In .NET 3 you would have to roll your own. If you have a look at Remove duplicates from a List<T> in C#, there is an implementation of Distinct for .NET 2 from Keith which uses HashSet.

This is part of the System.Core assembly, so you would need to reference that in your project, which would mean installing the .NET 3.5 framework, but as .NET 3.5 runs on the same version of the CLR, you won't get any issues doing this. When you deploy, you'll need to ensure that either the .NET 3.5 framework is installed on the client machine, or you include System.Core.dll in your release directory.

4
Ani On

In .NET 3.0, one option would be to use a Dictionary<,> with dummy values. E.g. (doesn't handle nulls):

List<Foo> foos  = ...
Dictionary<Foo, bool> dict = new Dictionary<Foo, bool>();

foreach(Foo foo in foos)
   dict[foo] = true;

ICollection<Foo> distinctFoos = dict.Keys;

If you don't like this 'hack', you'll have to roll your own set class.
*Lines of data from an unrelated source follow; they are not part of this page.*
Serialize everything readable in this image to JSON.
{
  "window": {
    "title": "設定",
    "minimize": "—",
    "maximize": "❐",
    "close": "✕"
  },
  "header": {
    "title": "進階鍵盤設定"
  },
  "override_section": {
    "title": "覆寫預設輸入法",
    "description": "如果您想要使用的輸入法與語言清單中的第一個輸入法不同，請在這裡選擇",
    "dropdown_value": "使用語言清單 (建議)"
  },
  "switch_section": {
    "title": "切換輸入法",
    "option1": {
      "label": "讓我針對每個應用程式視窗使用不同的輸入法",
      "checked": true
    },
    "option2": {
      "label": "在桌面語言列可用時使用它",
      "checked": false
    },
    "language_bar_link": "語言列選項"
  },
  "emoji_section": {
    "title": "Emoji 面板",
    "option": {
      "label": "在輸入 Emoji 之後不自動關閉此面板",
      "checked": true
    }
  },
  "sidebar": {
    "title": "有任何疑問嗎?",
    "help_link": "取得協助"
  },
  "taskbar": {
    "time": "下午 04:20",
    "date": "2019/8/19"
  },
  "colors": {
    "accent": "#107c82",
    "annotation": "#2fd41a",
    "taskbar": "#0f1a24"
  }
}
EDIT: Here's a version that handles nulls in the source:

public static IEnumerable<T> Distinct<T>(IEnumerable<T> source)
{
    if (source == null)
        throw new ArgumentNullException("source");

    Dictionary<T, bool> dict = new Dictionary<T, bool>();
    bool nullSeen = false;

    foreach (T item in source)
    {
        if (item == null)
        {
            if (!nullSeen)
                yield return item;

            nullSeen = true;
        }

        else if (!dict.ContainsKey(item))
        {
            dict.Add(item, true);
            yield return item;
        }
    }
}
1
MarkJ On

LinqBridge will allow you to target .Net 3.0 but still use Linq. That includes the Distinct extension method on IEnumerable(Of T).